Negara pesaing tersebut antara lain negara-negara di kawasan Asia Tenggara, serta negara-negara Asia lainnya seperti India, China, Korea Selatan, dan Jepang.
Saat ini, produk ekspor utama Indonesia, seperti garmen, alas kaki, tekstil, furnitur, dan udang, menghadapi bea masuk yang lebih tinggi dibandingkan dengan negara-negara ASEAN dan non-ASEAN lainnya.
Selain itu, dengan tarif dasar global sebesar 10 persen yang dikenakan kepada Indonesia selama 90 hari ke depan, rata-rata tarif garmen Indonesia bisa mencapai hingga 47 persen. Sebab, sebelum diberlakukannya tarif 10 persen, pakaian jadi asal Indonesia sudah dikenakan tarif berkisar 10 hingga 37 persen.
Dalam perundingan tarif dengan AS, Hartarto menegaskan bahwa delegasi Indonesia akan mendorong adanya paritas tarif untuk produk-produk Indonesia.
“Kami minta tarifnya lebih adil dan tidak dikenakan tarif yang lebih tinggi,” imbuhnya.

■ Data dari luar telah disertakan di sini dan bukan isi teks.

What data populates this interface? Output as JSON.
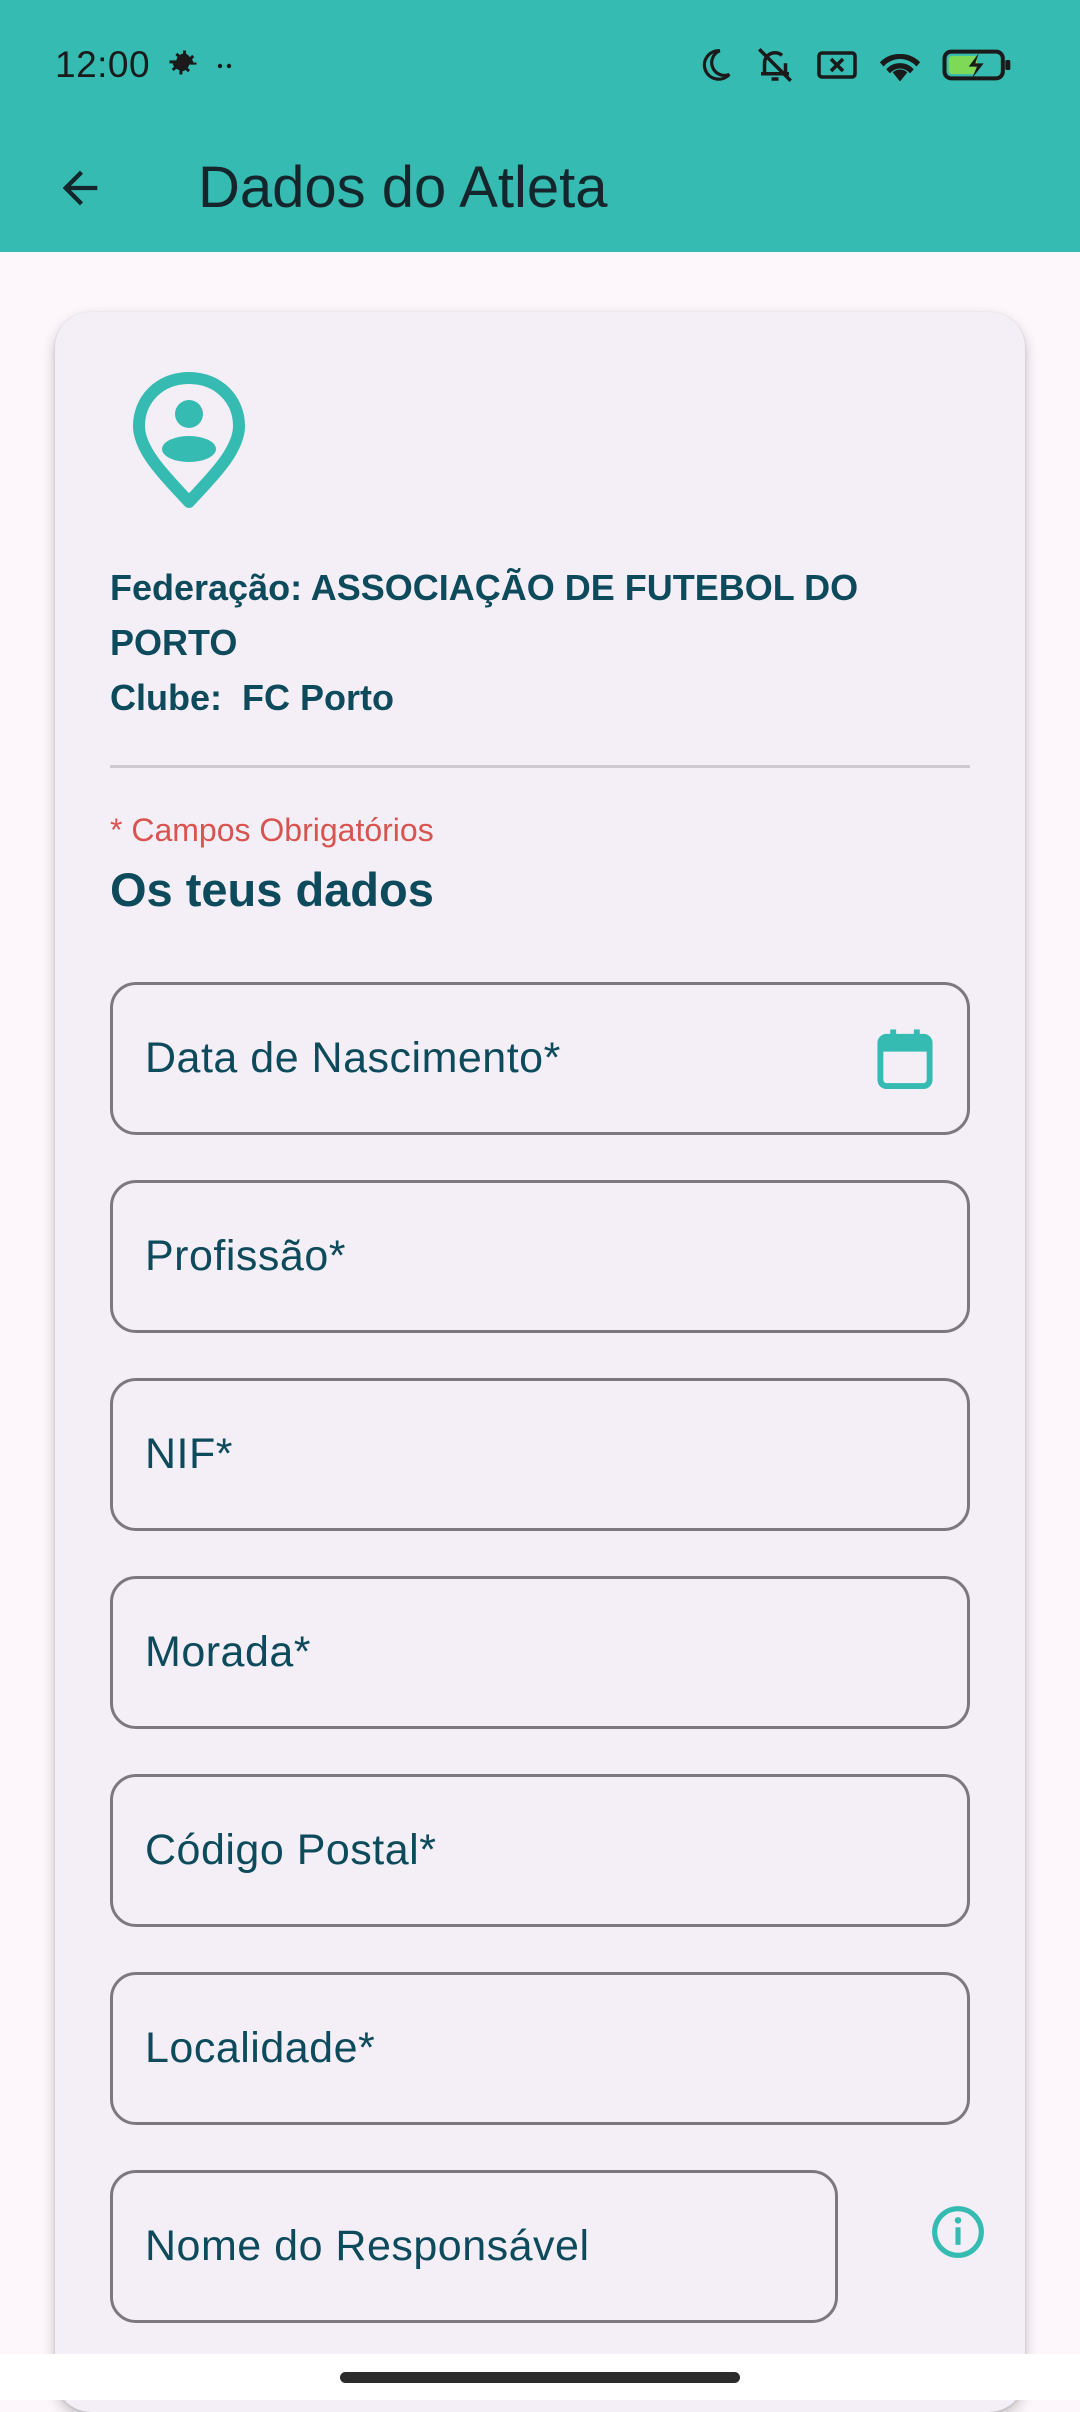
{
  "status_bar": {
    "time": "12:00",
    "icons": [
      "settings-icon",
      "more-dots-icon",
      "moon-icon",
      "mute-icon",
      "no-sim-icon",
      "wifi-icon",
      "battery-charging-icon"
    ]
  },
  "toolbar": {
    "title": "Dados do Atleta",
    "back_icon": "arrow-back-icon"
  },
  "card": {
    "federation_line": "Federação: ASSOCIAÇÃO DE FUTEBOL DO PORTO",
    "club_line": "Clube:  FC Porto",
    "required_note": "* Campos Obrigatórios",
    "section_title": "Os teus dados"
  },
  "form": {
    "birth_date": {
      "label": "Data de Nascimento*",
      "value": ""
    },
    "profession": {
      "label": "Profissão*",
      "value": ""
    },
    "nif": {
      "label": "NIF*",
      "value": ""
    },
    "address": {
      "label": "Morada*",
      "value": ""
    },
    "postal_code": {
      "label": "Código Postal*",
      "value": ""
    },
    "locality": {
      "label": "Localidade*",
      "value": ""
    },
    "guardian_name": {
      "label": "Nome do Responsável",
      "value": ""
    }
  },
  "colors": {
    "accent": "#35bbb1",
    "text_dark": "#0d4a5c",
    "required": "#d9534f",
    "card_bg": "#f4eff6"
  }
}
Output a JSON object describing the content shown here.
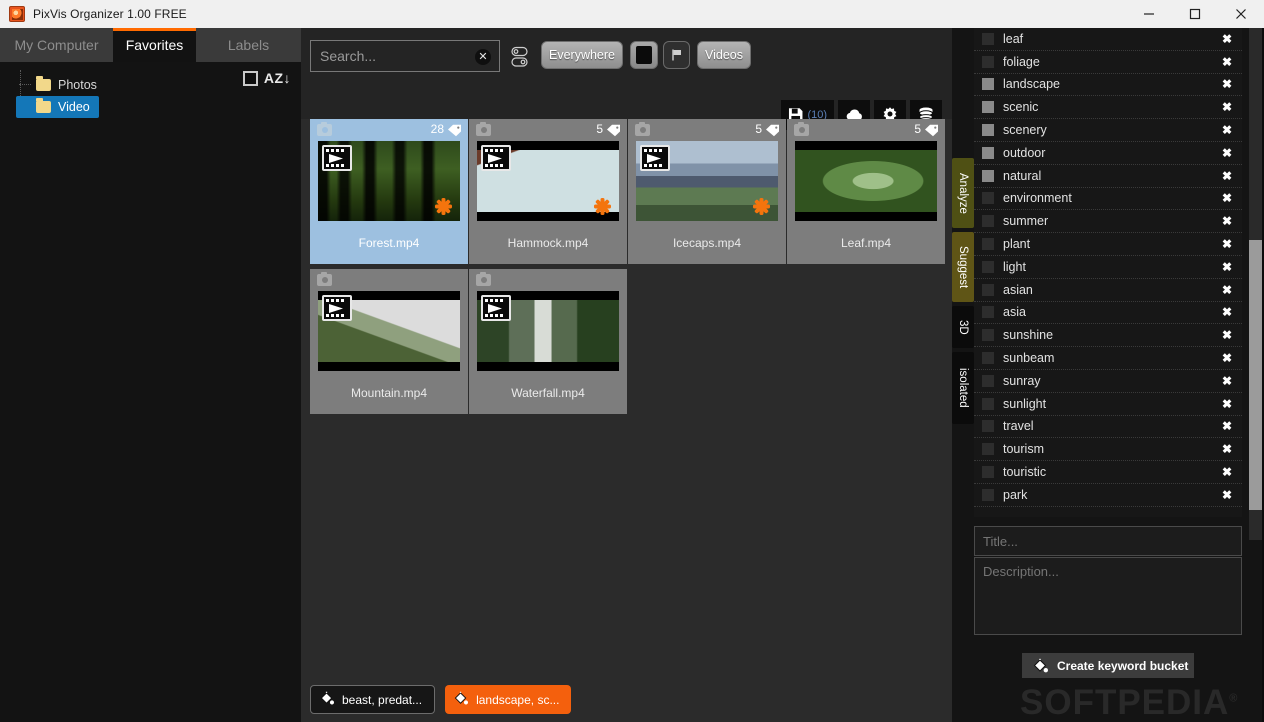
{
  "window": {
    "title": "PixVis Organizer 1.00 FREE",
    "minimize": "—",
    "maximize": "□",
    "close": "✕"
  },
  "tabs": [
    {
      "label": "My Computer",
      "active": false
    },
    {
      "label": "Favorites",
      "active": true
    },
    {
      "label": "Labels",
      "active": false
    }
  ],
  "tree": {
    "sort_label": "AZ",
    "sort_arrow": "↓",
    "items": [
      {
        "label": "Photos",
        "selected": false
      },
      {
        "label": "Video",
        "selected": true
      }
    ]
  },
  "toolbar": {
    "search_placeholder": "Search...",
    "search_value": "",
    "clear_label": "✕",
    "everywhere_label": "Everywhere",
    "videos_label": "Videos",
    "save_count": "(10)"
  },
  "grid": {
    "items": [
      {
        "name": "Forest.mp4",
        "tags": "28",
        "selected": true,
        "play": true,
        "star": true,
        "letterbox": false,
        "img": "img-forest"
      },
      {
        "name": "Hammock.mp4",
        "tags": "5",
        "selected": false,
        "play": true,
        "star": true,
        "letterbox": true,
        "img": "img-hammock"
      },
      {
        "name": "Icecaps.mp4",
        "tags": "5",
        "selected": false,
        "play": true,
        "star": true,
        "letterbox": false,
        "img": "img-icecaps"
      },
      {
        "name": "Leaf.mp4",
        "tags": "5",
        "selected": false,
        "play": false,
        "star": false,
        "letterbox": true,
        "img": "img-leaf"
      },
      {
        "name": "Mountain.mp4",
        "tags": "",
        "selected": false,
        "play": true,
        "star": false,
        "letterbox": true,
        "img": "img-mountain"
      },
      {
        "name": "Waterfall.mp4",
        "tags": "",
        "selected": false,
        "play": true,
        "star": false,
        "letterbox": true,
        "img": "img-waterfall"
      }
    ]
  },
  "buckets": [
    {
      "label": "beast, predat...",
      "active": false
    },
    {
      "label": "landscape, sc...",
      "active": true
    }
  ],
  "vtabs": [
    {
      "label": "Analyze",
      "style": "analyze"
    },
    {
      "label": "Suggest",
      "style": "suggest"
    },
    {
      "label": "3D",
      "style": "threed"
    },
    {
      "label": "isolated",
      "style": "isolated"
    }
  ],
  "keywords": {
    "delete_label": "✖",
    "items": [
      {
        "label": "leaf",
        "checked": false
      },
      {
        "label": "foliage",
        "checked": false
      },
      {
        "label": "landscape",
        "checked": true
      },
      {
        "label": "scenic",
        "checked": true
      },
      {
        "label": "scenery",
        "checked": true
      },
      {
        "label": "outdoor",
        "checked": true
      },
      {
        "label": "natural",
        "checked": true
      },
      {
        "label": "environment",
        "checked": false
      },
      {
        "label": "summer",
        "checked": false
      },
      {
        "label": "plant",
        "checked": false
      },
      {
        "label": "light",
        "checked": false
      },
      {
        "label": "asian",
        "checked": false
      },
      {
        "label": "asia",
        "checked": false
      },
      {
        "label": "sunshine",
        "checked": false
      },
      {
        "label": "sunbeam",
        "checked": false
      },
      {
        "label": "sunray",
        "checked": false
      },
      {
        "label": "sunlight",
        "checked": false
      },
      {
        "label": "travel",
        "checked": false
      },
      {
        "label": "tourism",
        "checked": false
      },
      {
        "label": "touristic",
        "checked": false
      },
      {
        "label": "park",
        "checked": false
      }
    ]
  },
  "meta": {
    "title_placeholder": "Title...",
    "title_value": "",
    "description_placeholder": "Description...",
    "description_value": "",
    "create_bucket_label": "Create keyword bucket"
  },
  "watermark": {
    "text": "SOFTPEDIA",
    "mark": "®"
  },
  "colors": {
    "accent": "#ff6a00",
    "bucket_active": "#f4600d",
    "selection": "#9dc0e0",
    "tree_selection": "#1477b8",
    "analyze_tab": "#4f5014",
    "suggest_tab": "#5f5516"
  }
}
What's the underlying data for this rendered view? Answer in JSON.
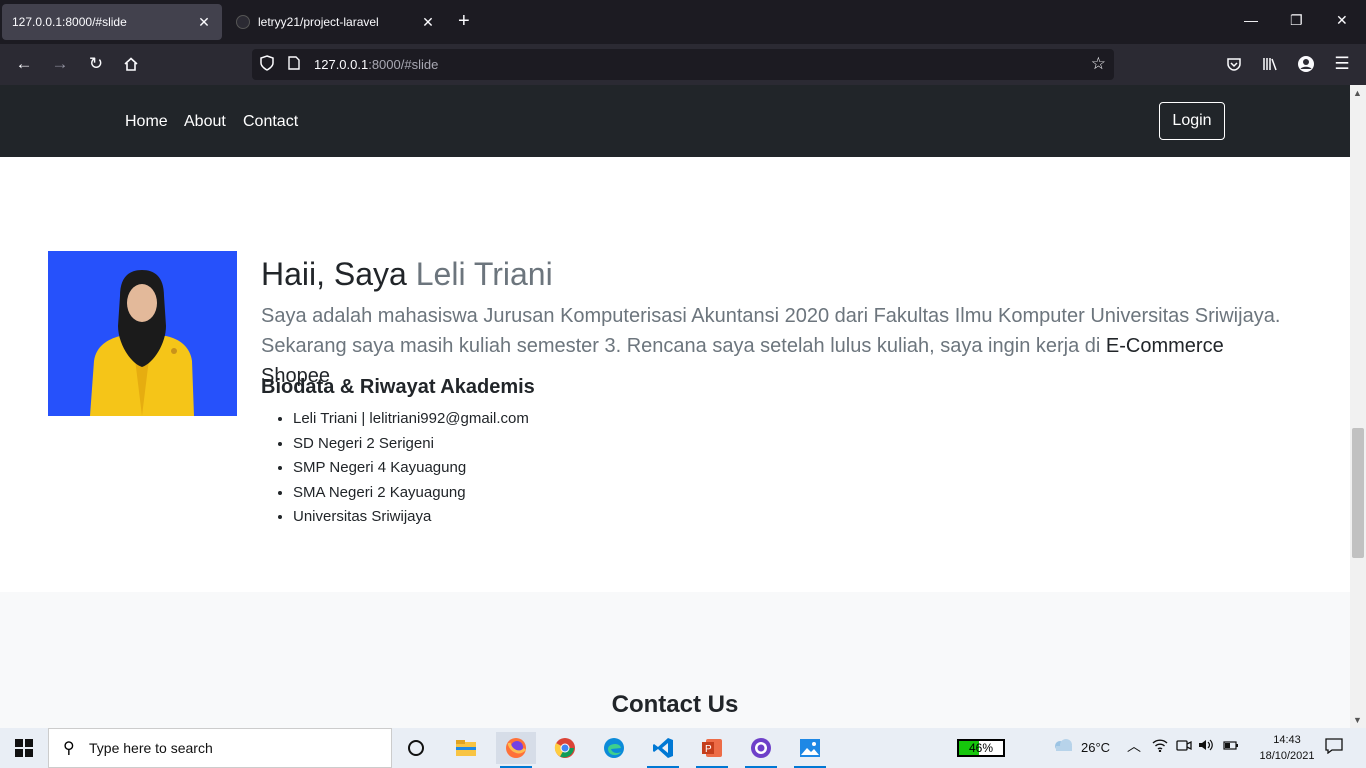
{
  "browser": {
    "tabs": [
      {
        "title": "127.0.0.1:8000/#slide",
        "active": true
      },
      {
        "title": "letryy21/project-laravel",
        "active": false
      }
    ],
    "url_host": "127.0.0.1",
    "url_rest": ":8000/#slide"
  },
  "site": {
    "nav": [
      "Home",
      "About",
      "Contact"
    ],
    "login_label": "Login",
    "greeting": "Haii, Saya ",
    "name": "Leli Triani",
    "intro_text": "Saya adalah mahasiswa Jurusan Komputerisasi Akuntansi 2020 dari Fakultas Ilmu Komputer Universitas Sriwijaya. Sekarang saya masih kuliah semester 3. Rencana saya setelah lulus kuliah, saya ingin kerja di ",
    "intro_highlight": "E-Commerce Shopee",
    "bio_title": "Biodata & Riwayat Akademis",
    "bio_items": [
      "Leli Triani | lelitriani992@gmail.com",
      "SD Negeri 2 Serigeni",
      "SMP Negeri 4 Kayuagung",
      "SMA Negeri 2 Kayuagung",
      "Universitas Sriwijaya"
    ],
    "contact_title": "Contact Us"
  },
  "taskbar": {
    "search_placeholder": "Type here to search",
    "battery_percent": 46,
    "battery_label": "46%",
    "temperature": "26°C",
    "time": "14:43",
    "date": "18/10/2021"
  },
  "colors": {
    "site_nav_bg": "#212529",
    "photo_bg": "#2651fb",
    "jacket": "#f5c518",
    "battery_fill": "#16c60c"
  }
}
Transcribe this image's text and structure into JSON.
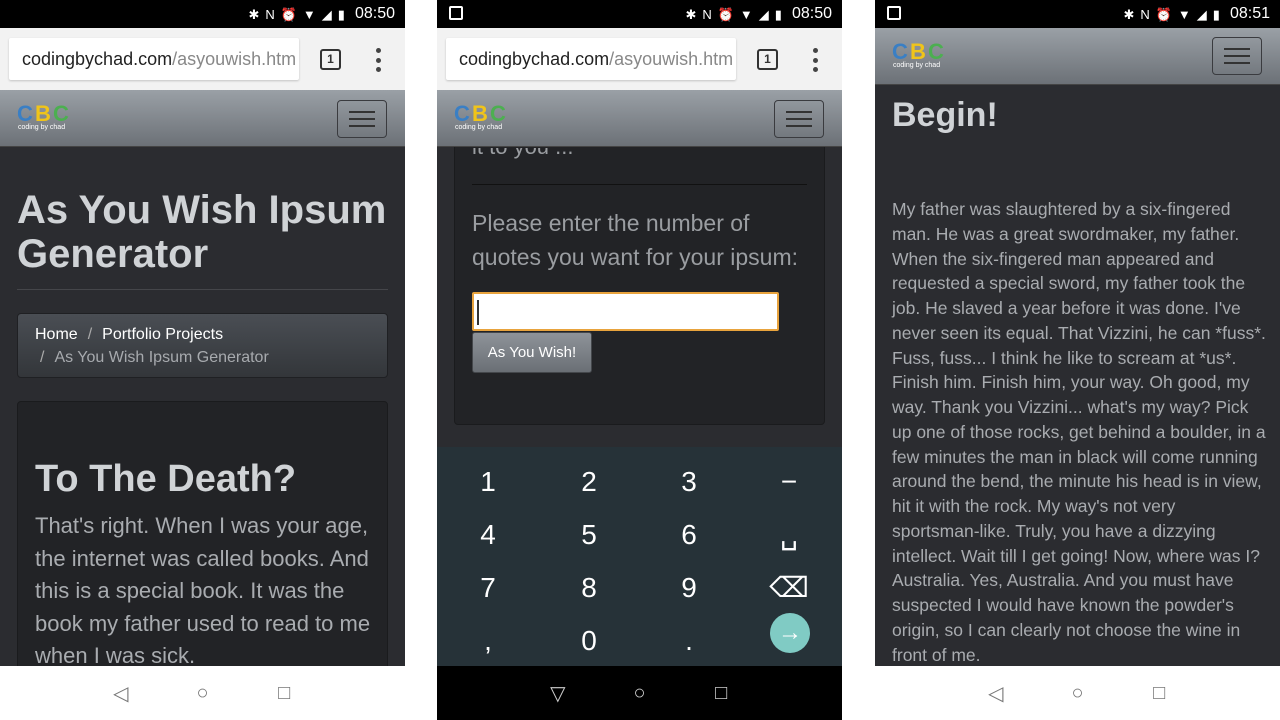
{
  "status": {
    "time_left": "08:50",
    "time_middle": "08:50",
    "time_right": "08:51"
  },
  "browser": {
    "domain": "codingbychad.com",
    "path": "/asyouwish.htm",
    "tab_count": "1"
  },
  "logo": {
    "letters": "CBC",
    "c1": "C",
    "c2": "B",
    "c3": "C",
    "tagline": "coding by chad"
  },
  "page": {
    "title": "As You Wish Ipsum Generator",
    "breadcrumb": {
      "home": "Home",
      "separator": "/",
      "portfolio": "Portfolio Projects",
      "current": "As You Wish Ipsum Generator"
    },
    "card": {
      "heading": "To The Death?",
      "lead": "That's right. When I was your age, the internet was called books. And this is a special book. It was the book my father used to read to me when I was sick.",
      "lead_tail": "it to you ...",
      "prompt": "Please enter the number of quotes you want for your ipsum:",
      "input_value": "",
      "button_label": "As You Wish!"
    }
  },
  "keyboard": {
    "keys": [
      [
        "1",
        "2",
        "3",
        "−"
      ],
      [
        "4",
        "5",
        "6",
        "␣"
      ],
      [
        "7",
        "8",
        "9",
        "⌫"
      ],
      [
        ",",
        "0",
        ".",
        "→"
      ]
    ]
  },
  "result": {
    "heading": "Begin!",
    "text": "My father was slaughtered by a six-fingered man. He was a great swordmaker, my father. When the six-fingered man appeared and requested a special sword, my father took the job. He slaved a year before it was done. I've never seen its equal.  That Vizzini, he can *fuss*. Fuss, fuss... I think he like to scream at *us*. Finish him. Finish him, your way. Oh good, my way. Thank you Vizzini... what's my way? Pick up one of those rocks, get behind a boulder, in a few minutes the man in black will come running around the bend, the minute his head is in view, hit it with the rock. My way's not very sportsman-like. Truly, you have a dizzying intellect. Wait till I get going! Now, where was I? Australia. Yes, Australia. And you must have suspected I would have known the powder's origin, so I can clearly not choose the wine in front of me."
  },
  "nav": {
    "back": "◁",
    "home": "○",
    "recents": "□",
    "back_dark": "▽"
  },
  "colors": {
    "accent_focus": "#e8a33d",
    "enter_key": "#80cbc4",
    "navbar": "#7b8086"
  }
}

Perundingan Indonesia dengan AS merupakan respons atas kebijakan tarif timbal balik terhadap sejumlah negara, termasuk Indonesia, yang diumumkan Presiden Donald Trump pada 2 April 2025.
Dalam kebijakan tarif tersebut, Indonesia dikenakan tarif timbal balik sebesar 32 persen, sementara negara-negara ASEAN lainnya menghadapi tarif yang berbeda: Filipina sebesar 17 persen, Singapura sebesar 10 persen, Malaysia sebesar 24 persen, Kamboja sebesar 49 persen, Thailand sebesar 36 persen, dan Vietnam sebesar 46 persen.
Presiden Trump juga mengumumkan penundaan selama 90 hari dalam penerapan tarif timbal balik untuk sebagian besar negara, kecuali Tiongkok. Indonesia termasuk di antara negara-negara yang menerima penangguhan penuh selama tiga bulan.